Gibbs only barked when every once in a while a person walked in front of the house. 

Otherwise, he just peered out the east living room window and occasionally glanced over at me. I might be projecting, but I think his face was asking me, "What is all this senseless noise?"

Copper chilled. 

He didn't respond once to the racket. 

2. Paul barbecued brats and corn on the cob. Christy brought potato salad. I brought beans. The table also featured chips and a fruit salad. We had leftover pie and cake from Carol's birthday and Zoe made a delicious batch of homemade ice cream. 

We enjoyed our holiday meal on the Roberts' patio.

3. During our conversations tonight, I found myself suddenly trying to piece together the very difficult time Debbie and I experienced, especially in 2009, but that carried over on into 2010 and beyond. We got through it and so did family members who had rough times, but pinpointing when specific things happened was, at the dinner table for me, impossible.  

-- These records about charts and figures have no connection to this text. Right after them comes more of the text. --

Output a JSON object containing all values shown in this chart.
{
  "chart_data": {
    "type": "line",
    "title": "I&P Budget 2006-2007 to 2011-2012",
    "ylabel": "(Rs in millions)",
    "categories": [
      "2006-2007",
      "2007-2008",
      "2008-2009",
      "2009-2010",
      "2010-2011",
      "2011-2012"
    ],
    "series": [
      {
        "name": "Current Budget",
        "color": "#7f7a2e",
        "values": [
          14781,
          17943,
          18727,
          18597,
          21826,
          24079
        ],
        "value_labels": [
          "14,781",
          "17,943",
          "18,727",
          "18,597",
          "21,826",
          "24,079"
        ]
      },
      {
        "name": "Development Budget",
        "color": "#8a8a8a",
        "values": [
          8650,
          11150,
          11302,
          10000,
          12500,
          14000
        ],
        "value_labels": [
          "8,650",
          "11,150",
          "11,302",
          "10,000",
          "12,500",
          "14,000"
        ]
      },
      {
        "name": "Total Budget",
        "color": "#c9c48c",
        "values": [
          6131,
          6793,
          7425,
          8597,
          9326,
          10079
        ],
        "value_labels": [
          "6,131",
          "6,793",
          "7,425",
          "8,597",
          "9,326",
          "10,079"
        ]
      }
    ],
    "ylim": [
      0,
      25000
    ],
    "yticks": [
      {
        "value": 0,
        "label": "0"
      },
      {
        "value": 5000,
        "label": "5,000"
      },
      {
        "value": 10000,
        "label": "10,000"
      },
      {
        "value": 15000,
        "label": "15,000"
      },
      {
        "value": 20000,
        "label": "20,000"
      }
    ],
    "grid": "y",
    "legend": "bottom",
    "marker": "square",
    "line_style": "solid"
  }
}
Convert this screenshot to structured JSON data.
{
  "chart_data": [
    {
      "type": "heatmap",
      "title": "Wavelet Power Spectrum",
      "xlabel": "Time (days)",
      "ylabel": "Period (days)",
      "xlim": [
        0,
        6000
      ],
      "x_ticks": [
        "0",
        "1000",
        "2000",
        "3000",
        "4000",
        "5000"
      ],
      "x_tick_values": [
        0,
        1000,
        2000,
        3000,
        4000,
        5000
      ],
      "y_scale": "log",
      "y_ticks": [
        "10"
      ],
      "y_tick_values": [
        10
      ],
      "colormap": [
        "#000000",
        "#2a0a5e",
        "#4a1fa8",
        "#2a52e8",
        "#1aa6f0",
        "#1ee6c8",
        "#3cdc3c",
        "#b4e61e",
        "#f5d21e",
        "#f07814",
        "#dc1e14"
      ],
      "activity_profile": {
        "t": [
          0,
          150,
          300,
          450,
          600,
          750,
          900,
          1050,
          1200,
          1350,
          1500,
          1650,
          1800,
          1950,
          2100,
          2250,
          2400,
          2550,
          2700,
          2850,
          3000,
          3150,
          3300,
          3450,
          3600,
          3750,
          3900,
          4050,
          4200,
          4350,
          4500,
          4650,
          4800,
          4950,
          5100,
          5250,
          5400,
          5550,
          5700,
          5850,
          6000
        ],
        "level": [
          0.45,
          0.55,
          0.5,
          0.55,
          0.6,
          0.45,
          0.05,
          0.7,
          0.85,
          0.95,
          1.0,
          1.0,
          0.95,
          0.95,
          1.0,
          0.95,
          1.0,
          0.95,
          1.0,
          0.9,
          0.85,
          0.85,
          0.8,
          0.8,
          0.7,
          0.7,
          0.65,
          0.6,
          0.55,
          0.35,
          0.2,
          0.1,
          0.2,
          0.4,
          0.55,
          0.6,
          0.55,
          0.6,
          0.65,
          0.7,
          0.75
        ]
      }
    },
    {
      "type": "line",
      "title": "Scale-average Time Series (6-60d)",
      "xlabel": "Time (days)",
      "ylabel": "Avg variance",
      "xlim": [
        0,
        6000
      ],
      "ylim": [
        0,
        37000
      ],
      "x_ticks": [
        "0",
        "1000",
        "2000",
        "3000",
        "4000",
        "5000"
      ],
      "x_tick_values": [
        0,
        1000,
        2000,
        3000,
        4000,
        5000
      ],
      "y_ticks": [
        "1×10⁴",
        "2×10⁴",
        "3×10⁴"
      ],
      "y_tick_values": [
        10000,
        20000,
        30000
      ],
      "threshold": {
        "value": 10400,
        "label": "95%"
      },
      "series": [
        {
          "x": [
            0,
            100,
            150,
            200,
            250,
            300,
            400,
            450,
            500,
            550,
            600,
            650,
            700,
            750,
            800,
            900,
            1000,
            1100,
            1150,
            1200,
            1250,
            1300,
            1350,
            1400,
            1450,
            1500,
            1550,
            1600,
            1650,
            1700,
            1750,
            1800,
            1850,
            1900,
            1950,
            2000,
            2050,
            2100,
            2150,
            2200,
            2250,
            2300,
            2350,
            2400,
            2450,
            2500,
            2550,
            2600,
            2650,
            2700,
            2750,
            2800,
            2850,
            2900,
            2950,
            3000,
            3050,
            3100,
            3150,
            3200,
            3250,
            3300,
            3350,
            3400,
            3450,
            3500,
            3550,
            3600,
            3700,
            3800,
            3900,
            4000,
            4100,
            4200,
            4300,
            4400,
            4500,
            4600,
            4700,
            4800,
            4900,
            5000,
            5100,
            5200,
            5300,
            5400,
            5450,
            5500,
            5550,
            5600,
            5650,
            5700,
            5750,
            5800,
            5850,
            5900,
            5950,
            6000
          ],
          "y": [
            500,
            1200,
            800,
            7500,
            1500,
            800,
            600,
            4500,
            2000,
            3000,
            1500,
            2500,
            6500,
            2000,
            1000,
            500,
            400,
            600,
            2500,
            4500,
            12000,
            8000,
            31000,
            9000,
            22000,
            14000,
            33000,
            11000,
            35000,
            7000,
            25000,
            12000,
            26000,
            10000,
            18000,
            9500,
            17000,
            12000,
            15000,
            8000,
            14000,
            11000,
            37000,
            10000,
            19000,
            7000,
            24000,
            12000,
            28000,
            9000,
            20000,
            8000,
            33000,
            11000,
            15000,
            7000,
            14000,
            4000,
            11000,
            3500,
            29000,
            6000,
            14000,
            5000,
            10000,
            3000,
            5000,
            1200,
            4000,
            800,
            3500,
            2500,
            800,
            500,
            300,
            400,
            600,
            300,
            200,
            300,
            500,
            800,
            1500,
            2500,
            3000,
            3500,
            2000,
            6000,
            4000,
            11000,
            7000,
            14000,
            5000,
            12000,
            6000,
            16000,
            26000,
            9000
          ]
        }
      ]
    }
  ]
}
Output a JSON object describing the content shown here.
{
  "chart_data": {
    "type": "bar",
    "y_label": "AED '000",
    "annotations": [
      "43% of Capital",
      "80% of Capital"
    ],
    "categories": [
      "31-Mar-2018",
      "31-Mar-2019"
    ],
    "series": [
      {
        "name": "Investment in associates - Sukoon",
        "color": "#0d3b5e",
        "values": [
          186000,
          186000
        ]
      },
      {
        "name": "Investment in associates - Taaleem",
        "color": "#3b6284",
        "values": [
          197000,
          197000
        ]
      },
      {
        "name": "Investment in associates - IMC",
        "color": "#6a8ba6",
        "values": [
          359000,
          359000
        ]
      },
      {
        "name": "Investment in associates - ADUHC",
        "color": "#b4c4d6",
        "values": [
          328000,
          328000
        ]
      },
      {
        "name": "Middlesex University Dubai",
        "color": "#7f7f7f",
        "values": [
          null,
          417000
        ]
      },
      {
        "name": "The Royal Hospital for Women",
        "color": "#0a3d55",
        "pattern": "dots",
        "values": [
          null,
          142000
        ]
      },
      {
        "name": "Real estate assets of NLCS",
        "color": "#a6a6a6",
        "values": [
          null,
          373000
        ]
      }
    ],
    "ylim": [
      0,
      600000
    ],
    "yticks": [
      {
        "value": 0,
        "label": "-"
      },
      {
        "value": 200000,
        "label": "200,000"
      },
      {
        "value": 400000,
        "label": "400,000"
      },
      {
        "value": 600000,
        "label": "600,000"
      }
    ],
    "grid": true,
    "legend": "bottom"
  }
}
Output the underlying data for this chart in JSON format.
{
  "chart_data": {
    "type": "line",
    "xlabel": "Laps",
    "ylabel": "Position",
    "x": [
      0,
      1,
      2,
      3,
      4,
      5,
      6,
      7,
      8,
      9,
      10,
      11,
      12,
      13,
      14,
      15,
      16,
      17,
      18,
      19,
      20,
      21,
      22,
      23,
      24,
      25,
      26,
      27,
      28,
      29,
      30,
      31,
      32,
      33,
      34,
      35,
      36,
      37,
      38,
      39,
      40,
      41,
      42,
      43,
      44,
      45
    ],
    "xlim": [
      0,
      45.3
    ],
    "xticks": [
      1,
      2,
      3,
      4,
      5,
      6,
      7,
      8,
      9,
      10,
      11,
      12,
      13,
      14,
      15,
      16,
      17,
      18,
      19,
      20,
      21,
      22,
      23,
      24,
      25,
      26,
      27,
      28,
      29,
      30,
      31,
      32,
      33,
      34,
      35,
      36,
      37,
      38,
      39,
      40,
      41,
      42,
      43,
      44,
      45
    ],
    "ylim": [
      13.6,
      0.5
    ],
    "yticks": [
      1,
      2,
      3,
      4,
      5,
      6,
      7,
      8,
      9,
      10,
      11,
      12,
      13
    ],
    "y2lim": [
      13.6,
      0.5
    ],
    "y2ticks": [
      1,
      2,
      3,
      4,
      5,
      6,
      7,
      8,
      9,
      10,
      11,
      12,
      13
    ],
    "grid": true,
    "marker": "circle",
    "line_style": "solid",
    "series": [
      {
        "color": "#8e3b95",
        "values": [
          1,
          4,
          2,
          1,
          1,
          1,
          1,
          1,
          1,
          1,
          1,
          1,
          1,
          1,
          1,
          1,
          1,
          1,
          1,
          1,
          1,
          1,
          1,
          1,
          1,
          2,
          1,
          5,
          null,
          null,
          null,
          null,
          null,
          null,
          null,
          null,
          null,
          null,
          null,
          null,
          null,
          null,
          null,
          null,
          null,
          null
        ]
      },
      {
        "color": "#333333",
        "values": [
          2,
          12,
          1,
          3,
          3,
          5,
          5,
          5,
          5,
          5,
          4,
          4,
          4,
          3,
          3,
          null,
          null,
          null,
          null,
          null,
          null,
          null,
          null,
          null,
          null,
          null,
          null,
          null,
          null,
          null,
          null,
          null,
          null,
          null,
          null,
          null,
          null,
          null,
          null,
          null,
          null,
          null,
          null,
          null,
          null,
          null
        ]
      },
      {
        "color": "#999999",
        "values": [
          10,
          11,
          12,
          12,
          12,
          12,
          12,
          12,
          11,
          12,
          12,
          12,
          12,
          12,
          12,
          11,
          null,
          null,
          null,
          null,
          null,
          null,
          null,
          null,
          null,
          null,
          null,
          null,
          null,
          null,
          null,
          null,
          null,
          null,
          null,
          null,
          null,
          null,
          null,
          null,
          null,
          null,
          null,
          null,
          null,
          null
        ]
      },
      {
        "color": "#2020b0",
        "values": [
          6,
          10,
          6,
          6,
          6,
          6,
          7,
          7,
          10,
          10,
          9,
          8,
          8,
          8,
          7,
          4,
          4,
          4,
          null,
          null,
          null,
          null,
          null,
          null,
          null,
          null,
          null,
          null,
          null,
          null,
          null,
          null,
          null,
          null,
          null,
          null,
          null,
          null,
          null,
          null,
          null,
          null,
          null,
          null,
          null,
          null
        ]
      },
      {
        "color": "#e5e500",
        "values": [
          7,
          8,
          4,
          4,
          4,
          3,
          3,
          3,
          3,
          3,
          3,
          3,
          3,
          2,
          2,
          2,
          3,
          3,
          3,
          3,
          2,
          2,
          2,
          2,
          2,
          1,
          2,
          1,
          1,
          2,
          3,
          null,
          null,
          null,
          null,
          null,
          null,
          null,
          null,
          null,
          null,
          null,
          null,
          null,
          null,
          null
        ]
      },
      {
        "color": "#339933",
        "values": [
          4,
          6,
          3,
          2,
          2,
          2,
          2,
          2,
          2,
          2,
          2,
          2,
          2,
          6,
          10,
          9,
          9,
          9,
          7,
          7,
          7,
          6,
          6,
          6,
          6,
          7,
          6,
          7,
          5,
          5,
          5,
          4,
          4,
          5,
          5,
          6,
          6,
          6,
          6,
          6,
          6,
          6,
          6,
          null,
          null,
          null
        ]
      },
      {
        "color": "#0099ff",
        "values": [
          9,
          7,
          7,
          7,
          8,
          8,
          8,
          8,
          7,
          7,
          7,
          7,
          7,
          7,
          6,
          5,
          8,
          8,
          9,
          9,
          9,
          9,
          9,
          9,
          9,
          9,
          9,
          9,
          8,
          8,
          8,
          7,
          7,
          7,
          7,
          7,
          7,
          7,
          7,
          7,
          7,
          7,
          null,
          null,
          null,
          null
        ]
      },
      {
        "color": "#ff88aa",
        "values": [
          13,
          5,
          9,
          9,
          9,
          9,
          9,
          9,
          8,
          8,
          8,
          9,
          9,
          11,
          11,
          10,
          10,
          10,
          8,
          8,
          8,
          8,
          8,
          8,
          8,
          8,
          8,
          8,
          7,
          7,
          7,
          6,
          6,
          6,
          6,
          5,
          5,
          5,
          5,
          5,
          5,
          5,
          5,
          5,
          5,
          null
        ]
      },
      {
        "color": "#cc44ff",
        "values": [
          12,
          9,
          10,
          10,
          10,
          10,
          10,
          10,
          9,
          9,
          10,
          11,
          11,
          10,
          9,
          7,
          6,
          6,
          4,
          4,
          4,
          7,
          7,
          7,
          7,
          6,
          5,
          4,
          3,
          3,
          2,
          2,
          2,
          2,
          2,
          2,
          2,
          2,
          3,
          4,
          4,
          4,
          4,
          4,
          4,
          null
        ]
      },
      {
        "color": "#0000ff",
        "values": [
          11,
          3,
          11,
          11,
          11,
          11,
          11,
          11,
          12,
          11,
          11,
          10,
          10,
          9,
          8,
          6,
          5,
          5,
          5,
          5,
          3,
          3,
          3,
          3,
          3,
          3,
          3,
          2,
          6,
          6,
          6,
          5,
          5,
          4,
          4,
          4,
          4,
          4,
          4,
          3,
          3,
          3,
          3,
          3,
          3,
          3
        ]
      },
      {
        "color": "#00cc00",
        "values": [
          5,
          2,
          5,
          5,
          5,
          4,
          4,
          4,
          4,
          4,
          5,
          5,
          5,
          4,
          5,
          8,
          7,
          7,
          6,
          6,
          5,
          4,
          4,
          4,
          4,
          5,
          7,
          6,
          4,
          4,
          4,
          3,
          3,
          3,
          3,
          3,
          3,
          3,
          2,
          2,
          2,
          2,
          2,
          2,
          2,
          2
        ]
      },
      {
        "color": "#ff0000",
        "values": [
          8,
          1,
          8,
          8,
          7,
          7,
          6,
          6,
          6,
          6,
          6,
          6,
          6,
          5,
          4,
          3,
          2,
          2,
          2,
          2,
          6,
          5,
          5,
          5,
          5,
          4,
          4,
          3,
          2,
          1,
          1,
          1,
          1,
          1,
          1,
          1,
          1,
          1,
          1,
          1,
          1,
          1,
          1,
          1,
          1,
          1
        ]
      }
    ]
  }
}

One thing that came up: Carol said something about WHEN Olivia and Molly visited Kellogg not long after Olivia had started walking. 

What? 

I was stumped. 

I had no memory whatsoever of Molly and Olivia coming to Kellogg. Carol said it was in the fall -- so it would have had to have been in the fall of 2010.

So, later, I consulted my trusty blog.

Ah! 

Right!

October, 2010. 

Debbie, Molly, and Olivia made a weekend trip to Kellogg. 

I stayed behind in Eugene. 

Then I read in my blog that on their way home, Debbie, Molly, and Olivia picked up Charly, who had been living for I don't remember how long in New York, at the Portland Airport. 

So, not only was this the weekend when Olivia got to meet Mom and the rest of the family in Kellogg, it was the weekend we were reunited with good old Charly. 

I'm really glad I had a written record of all that!